I grabbed the file from August where I'd been writing the Lara Demming In Love story, and continued it from where I'd left off.  It has only been three weeks, and I couldn't remember where it was supposed to go (she casts a spell of happiness, hoping to make everyone feel what she feels . . . and how could that possibly go wrong?).  In the absolute nadir of my writing career, I had half of her bus to school sing "Happy" by Pharrell, because I couldn't think of a newer (or better) song that a bunch of Gen Zs would all know (originally, I had wanted to to be something from the Eighties, or Sixties Motown . . . because those are better songs, and it is magic, after all). 

I'm sure I was inspired/ripping off that great scene in ALMOST FAMOUS, where everybody on the bus knows "Tiny Dancer," and was my own introduction to that song, and I wanted it to be a song from my youth (when I was in high school, we went on a bus trip north, and a bunch of the girls in my class were singing . . . shoot, I forget now.  It was a Wilson Phillips song, but not one of the ones I knew from the radio, and I thought it was remarkable, and literally think about those girls on the bus every time I hear the song (was it "You're In Love?"--"You're in love, that's the way, it should be, because I want you to be happy; you're in love, and I know, that you're not in love with me.  But it's enough for me to know that you're in love, now I'll let you go...")

It might have been five years ago that this happened.  Or thirty, going by the calendar.

I wanted them to sing a more classic song, but a teen wouldn't know a song from my youth.  Invented studies show that only one out of twelve Gen Zers know "Hey Jude," but fourteen out of twelve know that execrable Doja Cat song made famous on Tik Tok.***

I wrote a little bit after that, but I was not inspired, and I kept closing my eyes, just to rest them (I'd been doing intricate work involving cellular anti-mitosis under a microscope all day, after all), and finally quit once I'd reached four hundred or so words.  Not good, I know, but tomorrow I will think more of a new project, or buckle down and finish one of my old ones.

Words Today: 567
Words In September: 24,171

*Indeed, despite evidence to the contrary, I do practice my Storage Unit Serenades before I record them.  Sigh.

**Yeah, I recognize the folly of going to a lake around sunset, where the pretty light is reflected by the pretty water . . . and then pointing my camera AWAY from it, but I've done this a dozen times, and I like to switch it up.

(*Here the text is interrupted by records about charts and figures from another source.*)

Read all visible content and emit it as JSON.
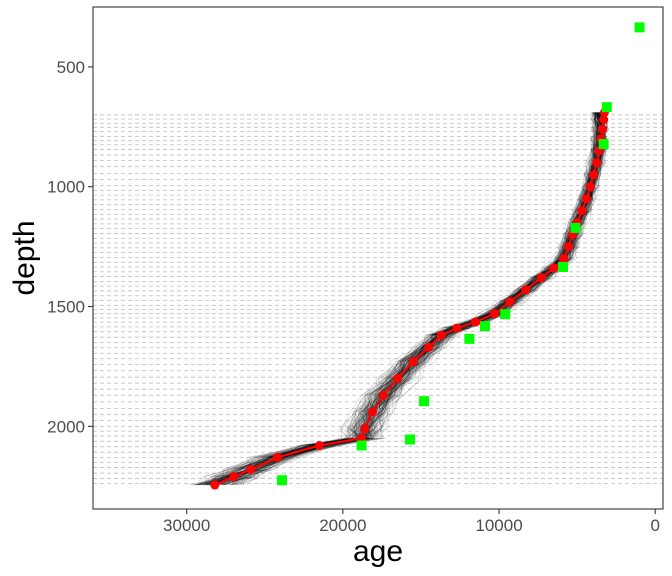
{
  "chart_data": {
    "type": "scatter",
    "xlabel": "age",
    "ylabel": "depth",
    "x_reversed": true,
    "y_reversed": true,
    "xlim": [
      36000,
      -500
    ],
    "ylim": [
      250,
      2345
    ],
    "x_ticks": [
      {
        "value": 30000,
        "label": "30000"
      },
      {
        "value": 20000,
        "label": "20000"
      },
      {
        "value": 10000,
        "label": "10000"
      },
      {
        "value": 0,
        "label": "0"
      }
    ],
    "y_ticks": [
      {
        "value": 500,
        "label": "500"
      },
      {
        "value": 1000,
        "label": "1000"
      },
      {
        "value": 1500,
        "label": "1500"
      },
      {
        "value": 2000,
        "label": "2000"
      }
    ],
    "grid": false,
    "sample_depths": [
      700,
      718,
      735,
      752,
      770,
      790,
      808,
      825,
      845,
      868,
      890,
      915,
      945,
      970,
      995,
      1015,
      1035,
      1055,
      1075,
      1095,
      1115,
      1135,
      1155,
      1175,
      1195,
      1215,
      1235,
      1255,
      1275,
      1295,
      1315,
      1335,
      1355,
      1375,
      1395,
      1415,
      1435,
      1455,
      1475,
      1495,
      1512,
      1530,
      1548,
      1565,
      1585,
      1605,
      1628,
      1650,
      1672,
      1695,
      1718,
      1742,
      1768,
      1795,
      1820,
      1845,
      1870,
      1898,
      1925,
      1950,
      1975,
      2000,
      2020,
      2040,
      2062,
      2085,
      2108,
      2130,
      2150,
      2172,
      2195,
      2218,
      2238
    ],
    "dates": [
      {
        "age": 1000,
        "depth": 335
      },
      {
        "age": 3100,
        "depth": 668
      },
      {
        "age": 3300,
        "depth": 822
      },
      {
        "age": 5100,
        "depth": 1172
      },
      {
        "age": 5900,
        "depth": 1335
      },
      {
        "age": 9600,
        "depth": 1532
      },
      {
        "age": 10900,
        "depth": 1582
      },
      {
        "age": 11900,
        "depth": 1635
      },
      {
        "age": 14800,
        "depth": 1895
      },
      {
        "age": 15700,
        "depth": 2055
      },
      {
        "age": 18800,
        "depth": 2080
      },
      {
        "age": 23900,
        "depth": 2225
      }
    ],
    "median_age_depth": [
      {
        "age": 3250,
        "depth": 690
      },
      {
        "age": 3300,
        "depth": 720
      },
      {
        "age": 3380,
        "depth": 760
      },
      {
        "age": 3480,
        "depth": 800
      },
      {
        "age": 3600,
        "depth": 850
      },
      {
        "age": 3750,
        "depth": 900
      },
      {
        "age": 3950,
        "depth": 950
      },
      {
        "age": 4150,
        "depth": 1000
      },
      {
        "age": 4400,
        "depth": 1050
      },
      {
        "age": 4700,
        "depth": 1100
      },
      {
        "age": 5000,
        "depth": 1150
      },
      {
        "age": 5300,
        "depth": 1200
      },
      {
        "age": 5550,
        "depth": 1250
      },
      {
        "age": 5850,
        "depth": 1300
      },
      {
        "age": 6500,
        "depth": 1340
      },
      {
        "age": 7300,
        "depth": 1380
      },
      {
        "age": 8300,
        "depth": 1430
      },
      {
        "age": 9300,
        "depth": 1480
      },
      {
        "age": 10300,
        "depth": 1530
      },
      {
        "age": 11500,
        "depth": 1565
      },
      {
        "age": 12700,
        "depth": 1590
      },
      {
        "age": 13700,
        "depth": 1620
      },
      {
        "age": 14500,
        "depth": 1670
      },
      {
        "age": 15500,
        "depth": 1730
      },
      {
        "age": 16500,
        "depth": 1800
      },
      {
        "age": 17400,
        "depth": 1870
      },
      {
        "age": 18100,
        "depth": 1940
      },
      {
        "age": 18600,
        "depth": 2010
      },
      {
        "age": 18800,
        "depth": 2050
      },
      {
        "age": 21500,
        "depth": 2080
      },
      {
        "age": 24200,
        "depth": 2130
      },
      {
        "age": 25900,
        "depth": 2180
      },
      {
        "age": 27000,
        "depth": 2210
      },
      {
        "age": 28200,
        "depth": 2245
      }
    ],
    "colors": {
      "panel_border": "#333333",
      "tick": "#333333",
      "tick_label": "#4d4d4d",
      "sample_line": "#bebebe",
      "ensemble": "#000000",
      "median": "#ff0000",
      "date_marker": "#00ff00"
    }
  }
}
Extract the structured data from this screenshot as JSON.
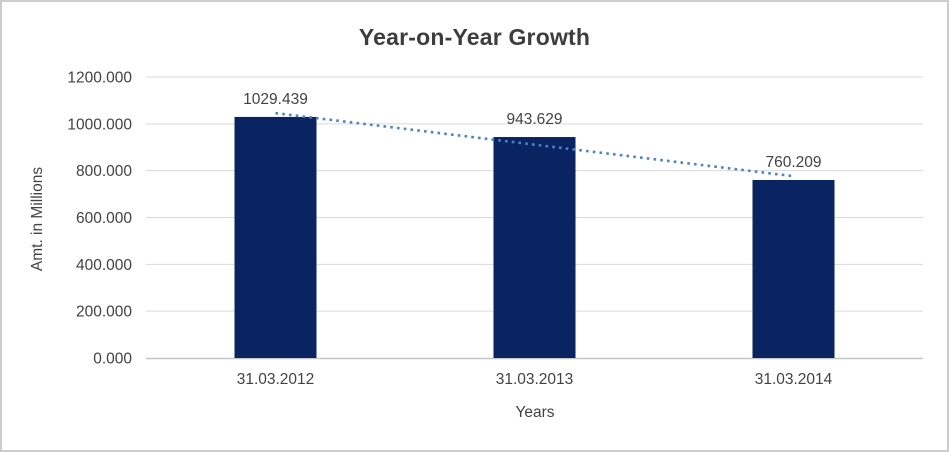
{
  "chart_data": {
    "type": "bar",
    "title": "Year-on-Year Growth",
    "xlabel": "Years",
    "ylabel": "Amt. in Millions",
    "categories": [
      "31.03.2012",
      "31.03.2013",
      "31.03.2014"
    ],
    "values": [
      1029.439,
      943.629,
      760.209
    ],
    "data_labels": [
      "1029.439",
      "943.629",
      "760.209"
    ],
    "ylim": [
      0,
      1200
    ],
    "ytick_labels": [
      "0.000",
      "200.000",
      "400.000",
      "600.000",
      "800.000",
      "1000.000",
      "1200.000"
    ],
    "grid": true,
    "legend": "none",
    "trendline": {
      "type": "linear",
      "style": "dotted"
    },
    "colors": {
      "bar": "#0a2462",
      "trendline": "#4e82c4",
      "gridline": "#d9d9d9",
      "axis_line": "#c6c6c6",
      "tick_text": "#424242",
      "title_text": "#3d3d3d",
      "border": "#cdcdcd",
      "background": "#ffffff"
    }
  }
}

***Man, I hate Tik Tok.  Earlier this year, I wrote a sketch intended for me and Renee Chambliss to perform, about a married couple who discover their teenage daughter's Tik Tok account, and are horrified.  I thought it would be funny . . . but it ended up being sad instead.  Too much reality there (and I'm too empathetic to make fun of a couple seeing their thirteen year old daughter shake her arse for the delight of strangers everywhere).  However, there was one bit of the script that I did still find funny, and that was that Dad is worried that all his male coworkers will see footage of his little girl in a thong or humping the air, and then Mom is all disgusted that adult men would go on Tik Tok to see underage girls gyrate and lip-synch songs about orgies and bodily fluids.  Maybe I could focus on that bit, with the wife getting increasingly upset about what men find entertaining, and salvage something from that sketch.  We'll see.